L'acteur discute également de la production de Broadway et de l'adaptation cinématographique de «The Boys in the Band».

Avec la prochaine saison de récompenses mettant en lumière une programmation et des performances exceptionnelles, même s'il existe de nombreuses émissions de télévision et divers réseaux et services de diffusion en continu avec d'innombrables émissions au choix, il y a encore de véritables points forts. L'une de ces performances est le travail de Jim Parsons dans Hollywood comme Henry Wilson, un agent manipulateur qui a fait ses preuves dans le développement de grandes stars de cinéma.

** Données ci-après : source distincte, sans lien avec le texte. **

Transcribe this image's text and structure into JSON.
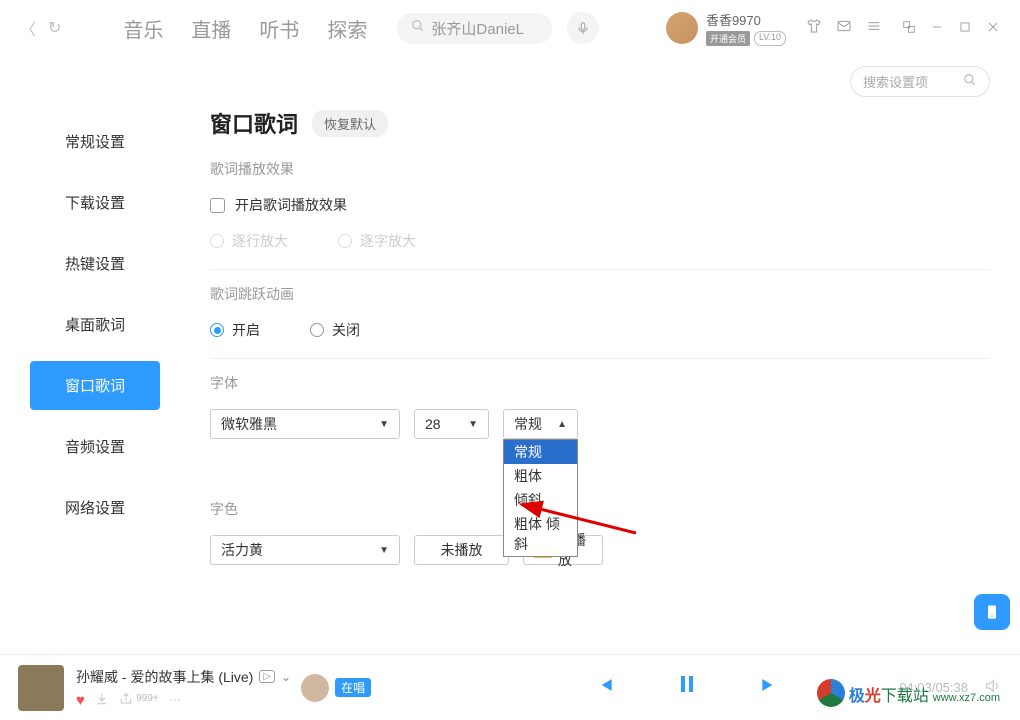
{
  "header": {
    "nav": [
      "音乐",
      "直播",
      "听书",
      "探索"
    ],
    "search_placeholder": "张齐山DanieL",
    "user": {
      "name": "香香9970",
      "vip_label": "开通会员",
      "level": "LV.10"
    }
  },
  "search_settings_placeholder": "搜索设置项",
  "sidebar": {
    "items": [
      "常规设置",
      "下载设置",
      "热键设置",
      "桌面歌词",
      "窗口歌词",
      "音频设置",
      "网络设置"
    ],
    "active_index": 4
  },
  "content": {
    "title": "窗口歌词",
    "reset_label": "恢复默认",
    "group_play_effect": "歌词播放效果",
    "checkbox_enable_effect": "开启歌词播放效果",
    "radio_line_zoom": "逐行放大",
    "radio_char_zoom": "逐字放大",
    "group_jump_anim": "歌词跳跃动画",
    "radio_on": "开启",
    "radio_off": "关闭",
    "group_font": "字体",
    "font_family": "微软雅黑",
    "font_size": "28",
    "font_style": "常规",
    "font_style_options": [
      "常规",
      "粗体",
      "倾斜",
      "粗体 倾斜"
    ],
    "group_color": "字色",
    "color_name": "活力黄",
    "color_notplayed_label": "未播放",
    "color_played_label": "已播放"
  },
  "player": {
    "track_title": "孙耀威 - 爱的故事上集 (Live)",
    "singer_badge": "在唱",
    "share_count": "999+",
    "time": "04:03/05:38"
  },
  "watermark": {
    "text1": "极",
    "text2": "光",
    "text3": "下载站",
    "site": "www.xz7.com"
  }
}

Au cours de cette interview téléphonique individuelle avec Collider, Parsons a expliqué pourquoi il aimait travailler avec le producteur exécutif. Ryan Murphy , son étrange capacité à voir les capacités ou les possibilités des personnes qu'il embauche devant et derrière la caméra, la dynamique toxique entre Henry et Rock Hudson ( Jake Picking ), l'incroyable souci du détail sur l'ensemble de Hollywood , si on lui a jamais demandé de faire histoire d'horreur américaine , son incroyable expérience de Les garçons du groupe sur scène et pour le prochain film, et comment il aborde sa carrière, après La théorie du Big Bang .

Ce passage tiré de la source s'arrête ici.